The study marked the first time this kind of immune-system treatment showed any benefit in glioblastoma patients, the researchers said.
Michael Lim, a neurosurgeon at Johns Hopkins who was not involved in the study, called the results “very interesting." He said it was one of several efforts “to disrupt the tumor a little bit" to give immunotherapy a chance to rally the immune system to attack the cancer. “I call it kindling,” he said.
Glioblastoma powerfully suppresses the immune system, both at the site of the cancer and throughout the body, which has made it difficult to find effective treatments, he said. He added that such tumors are complex and differ widely in their behavior and characteristics.
UCLA immunologist Robert Prins, senior author of the study published in Nature Medicine, said the results are “very encouraging” and will help researchers design better treatments using combinations such as checkpoint inhibitors and personalized cancer vaccines, another area attracting great interest.
But Prins, a member of the Parker Institute for Cancer Immunotherapy at UCLA, also was cautious. “We have not cured glioblastoma,” he said, adding that the trial was an early-phase study with fewer than three dozen patients.
The drug used in the trial is called pembrolizumab, and is marketed by Merck as Keytruda. The therapy was part of a successful treatment administered to former president Jimmy Carter in 2015 for advanced melanoma. Keytruda also has been approved by the Food and Drug Administration for several other malignancies, including those of the lung, bladder, and head and neck.
These checkpoint inhibitors work by blocking a protein known as PD-1. That protein prevents T-cells from seeing and attacking the cancer, so once the protein is disabled, the immune system can better go after the tumor. While the treatments are extremely effective in some patients, especially those with advanced melanoma, they help a minority of patients.
Last year, the Nobel Prize in medicine was awarded to immunologists James Allison of M.D. Anderson Cancer Center and Tasuku Honjo for discoveries leading to the development of checkpoint inhibitors for cancer.

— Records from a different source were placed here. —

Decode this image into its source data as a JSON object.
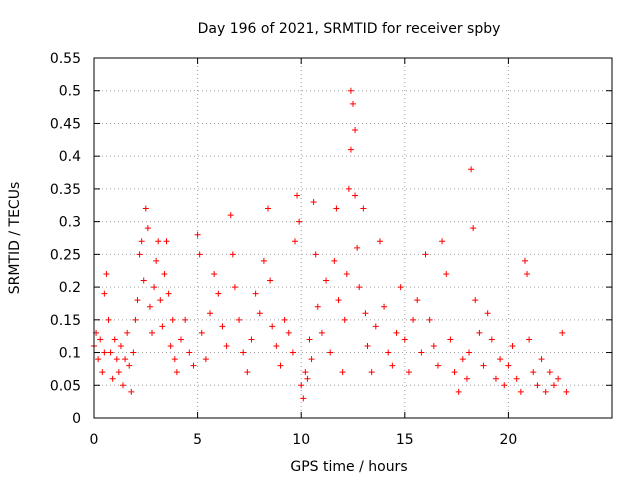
{
  "chart_data": {
    "type": "scatter",
    "title": "Day 196 of 2021, SRMTID for receiver spby",
    "xlabel": "GPS time / hours",
    "ylabel": "SRMTID / TECUs",
    "xlim": [
      0,
      25
    ],
    "ylim": [
      0,
      0.55
    ],
    "x_ticks": [
      0,
      5,
      10,
      15,
      20
    ],
    "x_tick_labels": [
      "0",
      "5",
      "10",
      "15",
      "20"
    ],
    "y_ticks": [
      0,
      0.05,
      0.1,
      0.15,
      0.2,
      0.25,
      0.3,
      0.35,
      0.4,
      0.45,
      0.5,
      0.55
    ],
    "y_tick_labels": [
      "0",
      "0.05",
      "0.1",
      "0.15",
      "0.2",
      "0.25",
      "0.3",
      "0.35",
      "0.4",
      "0.45",
      "0.5",
      "0.55"
    ],
    "grid": true,
    "marker": "+",
    "series_color": "#ff0000",
    "series": [
      {
        "name": "SRMTID",
        "points": [
          [
            0.0,
            0.11
          ],
          [
            0.1,
            0.13
          ],
          [
            0.2,
            0.09
          ],
          [
            0.3,
            0.12
          ],
          [
            0.4,
            0.07
          ],
          [
            0.5,
            0.1
          ],
          [
            0.5,
            0.19
          ],
          [
            0.6,
            0.22
          ],
          [
            0.7,
            0.15
          ],
          [
            0.8,
            0.1
          ],
          [
            0.9,
            0.06
          ],
          [
            1.0,
            0.12
          ],
          [
            1.1,
            0.09
          ],
          [
            1.2,
            0.07
          ],
          [
            1.3,
            0.11
          ],
          [
            1.4,
            0.05
          ],
          [
            1.5,
            0.09
          ],
          [
            1.6,
            0.13
          ],
          [
            1.7,
            0.08
          ],
          [
            1.8,
            0.04
          ],
          [
            1.9,
            0.1
          ],
          [
            2.0,
            0.15
          ],
          [
            2.1,
            0.18
          ],
          [
            2.2,
            0.25
          ],
          [
            2.3,
            0.27
          ],
          [
            2.4,
            0.21
          ],
          [
            2.5,
            0.32
          ],
          [
            2.6,
            0.29
          ],
          [
            2.7,
            0.17
          ],
          [
            2.8,
            0.13
          ],
          [
            2.9,
            0.2
          ],
          [
            3.0,
            0.24
          ],
          [
            3.1,
            0.27
          ],
          [
            3.2,
            0.18
          ],
          [
            3.3,
            0.14
          ],
          [
            3.4,
            0.22
          ],
          [
            3.5,
            0.27
          ],
          [
            3.6,
            0.19
          ],
          [
            3.7,
            0.11
          ],
          [
            3.8,
            0.15
          ],
          [
            3.9,
            0.09
          ],
          [
            4.0,
            0.07
          ],
          [
            4.2,
            0.12
          ],
          [
            4.4,
            0.15
          ],
          [
            4.6,
            0.1
          ],
          [
            4.8,
            0.08
          ],
          [
            5.0,
            0.28
          ],
          [
            5.1,
            0.25
          ],
          [
            5.2,
            0.13
          ],
          [
            5.4,
            0.09
          ],
          [
            5.6,
            0.16
          ],
          [
            5.8,
            0.22
          ],
          [
            6.0,
            0.19
          ],
          [
            6.2,
            0.14
          ],
          [
            6.4,
            0.11
          ],
          [
            6.6,
            0.31
          ],
          [
            6.7,
            0.25
          ],
          [
            6.8,
            0.2
          ],
          [
            7.0,
            0.15
          ],
          [
            7.2,
            0.1
          ],
          [
            7.4,
            0.07
          ],
          [
            7.6,
            0.12
          ],
          [
            7.8,
            0.19
          ],
          [
            8.0,
            0.16
          ],
          [
            8.2,
            0.24
          ],
          [
            8.4,
            0.32
          ],
          [
            8.5,
            0.21
          ],
          [
            8.6,
            0.14
          ],
          [
            8.8,
            0.11
          ],
          [
            9.0,
            0.08
          ],
          [
            9.2,
            0.15
          ],
          [
            9.4,
            0.13
          ],
          [
            9.6,
            0.1
          ],
          [
            9.7,
            0.27
          ],
          [
            9.8,
            0.34
          ],
          [
            9.9,
            0.3
          ],
          [
            10.0,
            0.05
          ],
          [
            10.1,
            0.03
          ],
          [
            10.2,
            0.07
          ],
          [
            10.3,
            0.06
          ],
          [
            10.4,
            0.12
          ],
          [
            10.5,
            0.09
          ],
          [
            10.6,
            0.33
          ],
          [
            10.7,
            0.25
          ],
          [
            10.8,
            0.17
          ],
          [
            11.0,
            0.13
          ],
          [
            11.2,
            0.21
          ],
          [
            11.4,
            0.1
          ],
          [
            11.6,
            0.24
          ],
          [
            11.7,
            0.32
          ],
          [
            11.8,
            0.18
          ],
          [
            12.0,
            0.07
          ],
          [
            12.1,
            0.15
          ],
          [
            12.2,
            0.22
          ],
          [
            12.3,
            0.35
          ],
          [
            12.4,
            0.41
          ],
          [
            12.4,
            0.5
          ],
          [
            12.5,
            0.48
          ],
          [
            12.6,
            0.44
          ],
          [
            12.6,
            0.34
          ],
          [
            12.7,
            0.26
          ],
          [
            12.8,
            0.2
          ],
          [
            13.0,
            0.32
          ],
          [
            13.1,
            0.16
          ],
          [
            13.2,
            0.11
          ],
          [
            13.4,
            0.07
          ],
          [
            13.6,
            0.14
          ],
          [
            13.8,
            0.27
          ],
          [
            14.0,
            0.17
          ],
          [
            14.2,
            0.1
          ],
          [
            14.4,
            0.08
          ],
          [
            14.6,
            0.13
          ],
          [
            14.8,
            0.2
          ],
          [
            15.0,
            0.12
          ],
          [
            15.2,
            0.07
          ],
          [
            15.4,
            0.15
          ],
          [
            15.6,
            0.18
          ],
          [
            15.8,
            0.1
          ],
          [
            16.0,
            0.25
          ],
          [
            16.2,
            0.15
          ],
          [
            16.4,
            0.11
          ],
          [
            16.6,
            0.08
          ],
          [
            16.8,
            0.27
          ],
          [
            17.0,
            0.22
          ],
          [
            17.2,
            0.12
          ],
          [
            17.4,
            0.07
          ],
          [
            17.6,
            0.04
          ],
          [
            17.8,
            0.09
          ],
          [
            18.0,
            0.06
          ],
          [
            18.1,
            0.1
          ],
          [
            18.2,
            0.38
          ],
          [
            18.3,
            0.29
          ],
          [
            18.4,
            0.18
          ],
          [
            18.6,
            0.13
          ],
          [
            18.8,
            0.08
          ],
          [
            19.0,
            0.16
          ],
          [
            19.2,
            0.12
          ],
          [
            19.4,
            0.06
          ],
          [
            19.6,
            0.09
          ],
          [
            19.8,
            0.05
          ],
          [
            20.0,
            0.08
          ],
          [
            20.2,
            0.11
          ],
          [
            20.4,
            0.06
          ],
          [
            20.6,
            0.04
          ],
          [
            20.8,
            0.24
          ],
          [
            20.9,
            0.22
          ],
          [
            21.0,
            0.12
          ],
          [
            21.2,
            0.07
          ],
          [
            21.4,
            0.05
          ],
          [
            21.6,
            0.09
          ],
          [
            21.8,
            0.04
          ],
          [
            22.0,
            0.07
          ],
          [
            22.2,
            0.05
          ],
          [
            22.4,
            0.06
          ],
          [
            22.6,
            0.13
          ],
          [
            22.8,
            0.04
          ]
        ]
      }
    ]
  }
}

How the drug works in glioblastoma has not been totally established, the UCLA researchers said. Like Lim, they speculated that giving the drug before surgery prompted T-cells within the tumor, which had been impaired, to attack the cancer and extend lives. The drug didn’t spur such anti-cancer activity after the surgery because those T-cells were removed along with the tumor.

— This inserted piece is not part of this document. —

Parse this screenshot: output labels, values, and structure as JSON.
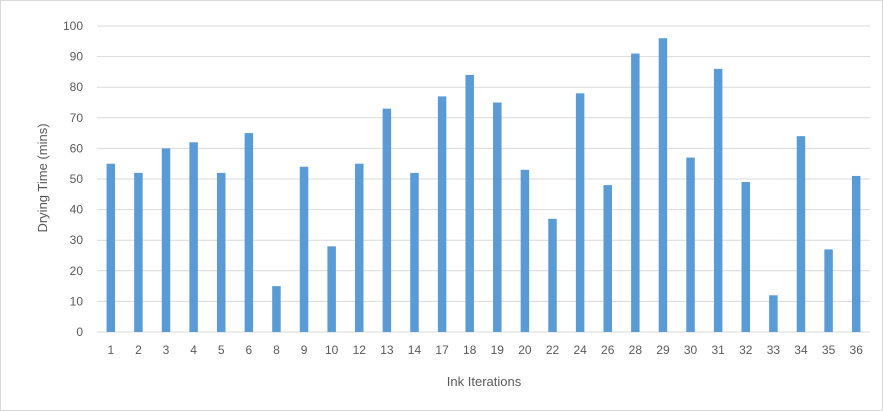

Prins said that it was something of a surprise finding that the drug helped patients. The researchers gave the drug to patients preoperatively to see how the medicine affected the tumor’s “micro-environment,” not because they expected to see a clinical benefit, he said.
Hideho Okada, a neurosurgeon at the University of California at San Francisco, called the results “very important and very promising” but said they would need to be validated in much larger trials.